Johnny, the unfortunate center of this matter, was questioned about the complaint made to the sheriff by Mrs. Dayo and at first denied any improper conduct towards him by defendant. Several days later, after further questioning, he said the acts had occurred but was uncertain as to the date. It was only after subsequent reminiscing at meetings with his parents at Mrs. Dayo’s home that Johnny settled upon the March 28,1976, date. Johnny’s testimony that he had stayed overnight at defendant’s home on that Sunday was disputed by the two older boys who lived with defendant who testified Johnny had been returned to his home shortly after 8 o’clock that evening. They also denied any knowledge of improper conduct on the part of defendant.

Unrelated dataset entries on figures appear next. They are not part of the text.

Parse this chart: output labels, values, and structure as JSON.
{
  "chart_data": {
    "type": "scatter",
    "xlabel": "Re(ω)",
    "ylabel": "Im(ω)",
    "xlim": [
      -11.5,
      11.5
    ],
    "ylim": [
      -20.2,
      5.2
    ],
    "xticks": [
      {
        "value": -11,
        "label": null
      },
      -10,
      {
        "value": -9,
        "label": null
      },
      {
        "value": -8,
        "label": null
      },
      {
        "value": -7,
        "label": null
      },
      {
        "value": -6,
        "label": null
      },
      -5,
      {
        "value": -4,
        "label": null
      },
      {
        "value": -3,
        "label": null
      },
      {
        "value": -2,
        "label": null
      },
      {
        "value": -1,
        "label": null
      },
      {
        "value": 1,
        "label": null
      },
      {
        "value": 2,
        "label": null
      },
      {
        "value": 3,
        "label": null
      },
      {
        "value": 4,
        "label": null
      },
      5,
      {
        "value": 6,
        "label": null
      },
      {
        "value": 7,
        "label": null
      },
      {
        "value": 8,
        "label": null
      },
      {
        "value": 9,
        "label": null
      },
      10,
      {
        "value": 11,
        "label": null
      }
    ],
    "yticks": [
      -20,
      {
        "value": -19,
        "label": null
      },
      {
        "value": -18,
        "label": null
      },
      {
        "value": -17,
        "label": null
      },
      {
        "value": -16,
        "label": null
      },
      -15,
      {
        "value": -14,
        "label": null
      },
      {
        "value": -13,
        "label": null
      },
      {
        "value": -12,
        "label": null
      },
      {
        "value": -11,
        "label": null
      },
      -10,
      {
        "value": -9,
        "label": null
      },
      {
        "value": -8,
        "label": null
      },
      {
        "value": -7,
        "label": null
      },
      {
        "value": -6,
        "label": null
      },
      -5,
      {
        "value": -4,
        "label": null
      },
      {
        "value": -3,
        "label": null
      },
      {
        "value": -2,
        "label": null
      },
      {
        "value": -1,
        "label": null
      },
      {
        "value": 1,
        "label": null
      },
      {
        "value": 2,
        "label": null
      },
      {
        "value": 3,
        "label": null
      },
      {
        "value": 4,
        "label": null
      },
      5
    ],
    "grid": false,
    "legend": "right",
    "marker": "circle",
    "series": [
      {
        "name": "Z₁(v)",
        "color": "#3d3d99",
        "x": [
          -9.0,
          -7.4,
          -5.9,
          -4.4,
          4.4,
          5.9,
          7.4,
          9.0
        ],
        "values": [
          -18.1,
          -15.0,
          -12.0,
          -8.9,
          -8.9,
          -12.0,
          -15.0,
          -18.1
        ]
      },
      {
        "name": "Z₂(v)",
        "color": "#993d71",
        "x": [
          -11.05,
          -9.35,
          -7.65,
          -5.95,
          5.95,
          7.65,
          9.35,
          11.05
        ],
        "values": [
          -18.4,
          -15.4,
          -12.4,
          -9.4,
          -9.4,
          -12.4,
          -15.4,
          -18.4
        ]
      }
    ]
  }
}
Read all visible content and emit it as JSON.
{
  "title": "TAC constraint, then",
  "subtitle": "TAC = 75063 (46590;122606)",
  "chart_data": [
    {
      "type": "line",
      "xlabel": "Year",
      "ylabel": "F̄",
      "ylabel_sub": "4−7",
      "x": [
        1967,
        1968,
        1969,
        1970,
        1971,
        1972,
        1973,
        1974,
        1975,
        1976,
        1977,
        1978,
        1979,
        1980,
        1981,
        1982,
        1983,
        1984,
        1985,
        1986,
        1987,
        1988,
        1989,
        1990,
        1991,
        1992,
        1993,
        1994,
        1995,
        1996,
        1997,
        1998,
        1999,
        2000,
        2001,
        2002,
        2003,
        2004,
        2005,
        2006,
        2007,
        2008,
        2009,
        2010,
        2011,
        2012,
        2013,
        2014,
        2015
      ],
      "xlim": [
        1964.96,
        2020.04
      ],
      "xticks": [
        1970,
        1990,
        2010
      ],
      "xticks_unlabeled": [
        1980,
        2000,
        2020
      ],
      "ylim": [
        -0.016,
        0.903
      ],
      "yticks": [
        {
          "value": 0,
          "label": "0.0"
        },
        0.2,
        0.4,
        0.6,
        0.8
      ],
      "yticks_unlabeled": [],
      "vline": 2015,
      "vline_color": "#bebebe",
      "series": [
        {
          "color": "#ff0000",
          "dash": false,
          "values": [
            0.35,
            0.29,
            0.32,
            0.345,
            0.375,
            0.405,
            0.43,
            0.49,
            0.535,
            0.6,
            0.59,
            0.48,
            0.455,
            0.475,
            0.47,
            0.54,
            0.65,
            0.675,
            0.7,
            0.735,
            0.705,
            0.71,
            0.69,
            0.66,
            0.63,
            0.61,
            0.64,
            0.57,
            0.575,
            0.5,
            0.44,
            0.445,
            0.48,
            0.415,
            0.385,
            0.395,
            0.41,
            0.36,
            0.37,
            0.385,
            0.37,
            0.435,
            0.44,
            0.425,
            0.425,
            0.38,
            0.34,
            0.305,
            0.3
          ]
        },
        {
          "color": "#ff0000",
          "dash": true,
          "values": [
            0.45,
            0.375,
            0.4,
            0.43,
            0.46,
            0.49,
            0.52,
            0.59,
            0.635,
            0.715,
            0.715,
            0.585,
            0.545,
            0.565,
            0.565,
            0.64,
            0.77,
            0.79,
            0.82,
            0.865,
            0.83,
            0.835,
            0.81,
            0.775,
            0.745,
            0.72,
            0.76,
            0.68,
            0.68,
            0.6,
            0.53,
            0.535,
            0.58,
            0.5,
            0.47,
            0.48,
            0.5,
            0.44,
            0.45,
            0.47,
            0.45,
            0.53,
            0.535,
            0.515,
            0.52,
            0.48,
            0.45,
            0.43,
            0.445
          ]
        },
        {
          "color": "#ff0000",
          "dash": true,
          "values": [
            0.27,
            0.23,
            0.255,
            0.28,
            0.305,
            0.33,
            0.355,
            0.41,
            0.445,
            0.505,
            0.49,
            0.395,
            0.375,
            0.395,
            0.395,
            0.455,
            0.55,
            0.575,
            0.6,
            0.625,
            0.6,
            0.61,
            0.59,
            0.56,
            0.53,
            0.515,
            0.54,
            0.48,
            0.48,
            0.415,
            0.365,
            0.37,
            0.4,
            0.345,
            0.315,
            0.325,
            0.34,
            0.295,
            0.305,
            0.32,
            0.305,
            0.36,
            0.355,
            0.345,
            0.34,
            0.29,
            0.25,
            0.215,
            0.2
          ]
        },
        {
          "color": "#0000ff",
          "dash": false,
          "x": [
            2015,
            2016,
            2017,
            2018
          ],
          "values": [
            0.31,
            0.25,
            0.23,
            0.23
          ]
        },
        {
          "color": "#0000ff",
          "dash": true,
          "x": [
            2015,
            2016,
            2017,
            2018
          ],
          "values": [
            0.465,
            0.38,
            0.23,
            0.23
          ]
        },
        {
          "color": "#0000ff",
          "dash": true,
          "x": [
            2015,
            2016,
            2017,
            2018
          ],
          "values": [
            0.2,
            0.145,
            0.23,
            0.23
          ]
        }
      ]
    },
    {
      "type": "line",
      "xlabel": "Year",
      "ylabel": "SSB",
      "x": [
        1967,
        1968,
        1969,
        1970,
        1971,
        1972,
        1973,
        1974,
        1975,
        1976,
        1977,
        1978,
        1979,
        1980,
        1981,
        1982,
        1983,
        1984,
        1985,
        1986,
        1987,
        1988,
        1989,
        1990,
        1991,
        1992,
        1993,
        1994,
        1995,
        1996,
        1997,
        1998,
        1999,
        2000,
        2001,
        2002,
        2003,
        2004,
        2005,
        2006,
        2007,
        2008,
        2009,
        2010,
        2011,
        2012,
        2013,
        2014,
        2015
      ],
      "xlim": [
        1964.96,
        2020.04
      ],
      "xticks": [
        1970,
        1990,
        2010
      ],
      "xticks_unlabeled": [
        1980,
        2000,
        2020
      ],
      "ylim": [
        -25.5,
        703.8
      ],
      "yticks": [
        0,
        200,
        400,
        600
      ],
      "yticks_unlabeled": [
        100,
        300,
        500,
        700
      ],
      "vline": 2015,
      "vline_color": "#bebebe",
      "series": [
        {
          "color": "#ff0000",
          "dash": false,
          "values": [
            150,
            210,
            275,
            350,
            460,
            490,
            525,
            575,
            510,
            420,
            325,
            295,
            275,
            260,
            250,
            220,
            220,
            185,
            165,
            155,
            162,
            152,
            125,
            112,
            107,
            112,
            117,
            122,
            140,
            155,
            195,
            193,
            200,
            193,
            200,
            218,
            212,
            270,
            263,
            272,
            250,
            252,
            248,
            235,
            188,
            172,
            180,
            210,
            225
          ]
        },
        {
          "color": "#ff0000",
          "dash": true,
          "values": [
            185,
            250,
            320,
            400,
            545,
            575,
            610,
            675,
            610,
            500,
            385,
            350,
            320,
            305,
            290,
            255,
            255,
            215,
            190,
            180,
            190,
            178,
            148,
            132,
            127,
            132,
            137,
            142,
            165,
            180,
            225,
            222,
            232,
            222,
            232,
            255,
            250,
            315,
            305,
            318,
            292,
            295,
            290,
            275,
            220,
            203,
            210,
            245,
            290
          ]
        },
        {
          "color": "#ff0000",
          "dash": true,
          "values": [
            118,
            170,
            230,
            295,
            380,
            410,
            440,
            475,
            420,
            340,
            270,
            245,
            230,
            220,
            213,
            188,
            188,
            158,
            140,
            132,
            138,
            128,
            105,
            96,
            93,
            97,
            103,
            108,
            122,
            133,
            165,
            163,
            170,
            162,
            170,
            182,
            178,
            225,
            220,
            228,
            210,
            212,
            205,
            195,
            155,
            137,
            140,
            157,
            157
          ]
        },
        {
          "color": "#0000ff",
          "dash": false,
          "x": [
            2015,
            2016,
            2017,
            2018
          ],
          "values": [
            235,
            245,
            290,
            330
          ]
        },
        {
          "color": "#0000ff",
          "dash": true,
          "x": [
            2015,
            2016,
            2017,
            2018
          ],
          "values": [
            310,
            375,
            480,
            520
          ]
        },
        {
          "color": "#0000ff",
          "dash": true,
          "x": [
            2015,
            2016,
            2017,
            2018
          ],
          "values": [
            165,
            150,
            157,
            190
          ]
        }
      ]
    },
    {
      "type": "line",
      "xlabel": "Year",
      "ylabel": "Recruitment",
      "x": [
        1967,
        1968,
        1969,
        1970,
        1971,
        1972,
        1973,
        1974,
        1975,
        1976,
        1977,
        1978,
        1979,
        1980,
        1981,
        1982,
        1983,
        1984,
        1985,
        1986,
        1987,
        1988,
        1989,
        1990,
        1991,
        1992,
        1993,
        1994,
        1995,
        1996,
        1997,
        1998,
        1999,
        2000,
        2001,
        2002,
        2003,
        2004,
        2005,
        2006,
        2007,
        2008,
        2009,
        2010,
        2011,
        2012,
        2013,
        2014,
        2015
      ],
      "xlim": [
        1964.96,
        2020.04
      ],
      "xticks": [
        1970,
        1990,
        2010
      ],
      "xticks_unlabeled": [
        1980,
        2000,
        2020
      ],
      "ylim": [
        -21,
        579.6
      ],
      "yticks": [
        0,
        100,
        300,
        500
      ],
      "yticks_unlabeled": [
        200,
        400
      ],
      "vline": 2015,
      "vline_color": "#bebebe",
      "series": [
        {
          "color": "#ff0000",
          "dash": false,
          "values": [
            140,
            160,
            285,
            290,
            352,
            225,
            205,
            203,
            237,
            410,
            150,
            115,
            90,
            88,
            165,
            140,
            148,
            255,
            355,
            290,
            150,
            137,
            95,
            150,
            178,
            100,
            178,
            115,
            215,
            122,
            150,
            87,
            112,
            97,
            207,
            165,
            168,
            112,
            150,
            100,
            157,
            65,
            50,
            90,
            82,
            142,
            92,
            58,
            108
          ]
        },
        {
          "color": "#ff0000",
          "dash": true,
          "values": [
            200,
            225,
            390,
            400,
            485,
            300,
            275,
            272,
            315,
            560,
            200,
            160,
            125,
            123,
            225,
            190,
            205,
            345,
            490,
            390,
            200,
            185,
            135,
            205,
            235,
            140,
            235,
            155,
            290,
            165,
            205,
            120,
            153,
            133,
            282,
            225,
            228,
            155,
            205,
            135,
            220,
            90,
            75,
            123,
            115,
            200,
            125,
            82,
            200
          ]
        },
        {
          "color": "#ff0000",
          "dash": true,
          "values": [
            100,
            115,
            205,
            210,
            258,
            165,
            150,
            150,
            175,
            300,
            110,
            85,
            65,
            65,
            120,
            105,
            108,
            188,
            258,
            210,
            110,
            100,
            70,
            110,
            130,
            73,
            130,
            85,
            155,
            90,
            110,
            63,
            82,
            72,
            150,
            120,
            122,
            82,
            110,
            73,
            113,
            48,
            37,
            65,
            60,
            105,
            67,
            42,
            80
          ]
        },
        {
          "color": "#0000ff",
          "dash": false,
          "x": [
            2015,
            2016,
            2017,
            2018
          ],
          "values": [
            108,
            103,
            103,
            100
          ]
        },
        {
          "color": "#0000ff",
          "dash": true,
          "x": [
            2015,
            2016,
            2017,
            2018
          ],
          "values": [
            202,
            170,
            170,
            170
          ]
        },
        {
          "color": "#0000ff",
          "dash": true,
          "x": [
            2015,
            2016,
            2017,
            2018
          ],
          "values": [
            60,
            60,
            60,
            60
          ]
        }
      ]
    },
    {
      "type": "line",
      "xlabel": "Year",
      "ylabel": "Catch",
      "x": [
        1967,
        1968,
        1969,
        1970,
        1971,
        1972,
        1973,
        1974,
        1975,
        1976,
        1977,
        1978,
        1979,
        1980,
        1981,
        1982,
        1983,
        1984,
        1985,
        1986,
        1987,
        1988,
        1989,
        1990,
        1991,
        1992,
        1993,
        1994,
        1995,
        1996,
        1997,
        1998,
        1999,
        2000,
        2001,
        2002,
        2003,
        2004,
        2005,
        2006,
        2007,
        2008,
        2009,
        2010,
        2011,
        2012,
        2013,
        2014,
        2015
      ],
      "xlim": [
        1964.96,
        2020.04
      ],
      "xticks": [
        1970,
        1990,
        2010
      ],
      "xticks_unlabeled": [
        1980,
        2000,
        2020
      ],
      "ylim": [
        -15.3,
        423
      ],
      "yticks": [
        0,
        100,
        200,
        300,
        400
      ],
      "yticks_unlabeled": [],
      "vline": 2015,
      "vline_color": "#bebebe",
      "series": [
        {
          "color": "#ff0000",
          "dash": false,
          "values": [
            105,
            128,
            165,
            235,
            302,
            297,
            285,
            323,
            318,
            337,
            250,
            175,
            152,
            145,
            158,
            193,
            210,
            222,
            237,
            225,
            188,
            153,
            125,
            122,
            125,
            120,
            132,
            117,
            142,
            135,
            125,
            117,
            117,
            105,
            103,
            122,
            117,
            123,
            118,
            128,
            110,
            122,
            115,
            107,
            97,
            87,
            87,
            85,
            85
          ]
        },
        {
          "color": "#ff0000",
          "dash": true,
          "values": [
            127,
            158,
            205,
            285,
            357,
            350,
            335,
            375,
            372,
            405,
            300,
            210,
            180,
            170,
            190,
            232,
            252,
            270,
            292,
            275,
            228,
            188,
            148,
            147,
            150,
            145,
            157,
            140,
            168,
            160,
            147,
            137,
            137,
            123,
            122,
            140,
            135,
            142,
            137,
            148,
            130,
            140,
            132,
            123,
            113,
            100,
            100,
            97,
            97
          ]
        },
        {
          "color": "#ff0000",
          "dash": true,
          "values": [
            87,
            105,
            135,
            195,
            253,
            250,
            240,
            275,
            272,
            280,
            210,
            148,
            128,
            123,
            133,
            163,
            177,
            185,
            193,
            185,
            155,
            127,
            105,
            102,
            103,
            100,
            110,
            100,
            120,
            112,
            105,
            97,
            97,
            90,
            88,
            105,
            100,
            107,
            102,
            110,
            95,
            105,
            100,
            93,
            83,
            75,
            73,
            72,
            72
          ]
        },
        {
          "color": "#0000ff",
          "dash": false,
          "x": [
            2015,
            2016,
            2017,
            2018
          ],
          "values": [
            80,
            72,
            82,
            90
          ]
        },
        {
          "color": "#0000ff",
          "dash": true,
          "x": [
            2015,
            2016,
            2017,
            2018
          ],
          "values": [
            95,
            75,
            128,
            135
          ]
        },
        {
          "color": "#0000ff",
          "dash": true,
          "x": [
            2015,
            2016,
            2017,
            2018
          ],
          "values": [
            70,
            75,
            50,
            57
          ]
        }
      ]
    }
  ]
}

As our supreme court said in People v. Watkins (1950), 405 Ill. 454, 457, 91 N.E.2d 406, 407, a charge of taking indecent liberties with a child “is an accusation easily made, hard to be proved, and harder to be defended by the party accused, though ever so innocent. [Citation.] We have always safeguarded the interests of an accused where the testimony is uncorroborated, by requiring that it should be clear and convincing.” See People v. Bryant (1970), 123 Ill. App. 2d 35, 259 N.E.2d 638; People v. Pazell (1948), 399 Ill. 462, 78 N.E.2d 212.

We are fully aware of the inherent difficulties in obtaining proof in cases of this nature where the witnesses are immature and the conduct hidden. Nevertheless, the requirement that a defendant be proved guilty beyond a reasonable doubt remains. (People v. Kolden (1962), 25 Ill. 2d 327, 330, 185 N.E.2d 170,172.) We have carefully reviewed the evidence in this case and find it is insufficient to remove all reasonable doubt of defendant’s guilt and to create an abiding conviction that he is guilty. People v. Hister (1975), 60 Ill. 2d 567, 573, 328 N.E.2d 531, 534.

As the judgment of conviction in this case must be reversed on the grounds we have discussed, we need not consider the further claims of trial error advanced by defendant.

Reversed.

LINDBERG and SEIDENFELD, JJ., concur.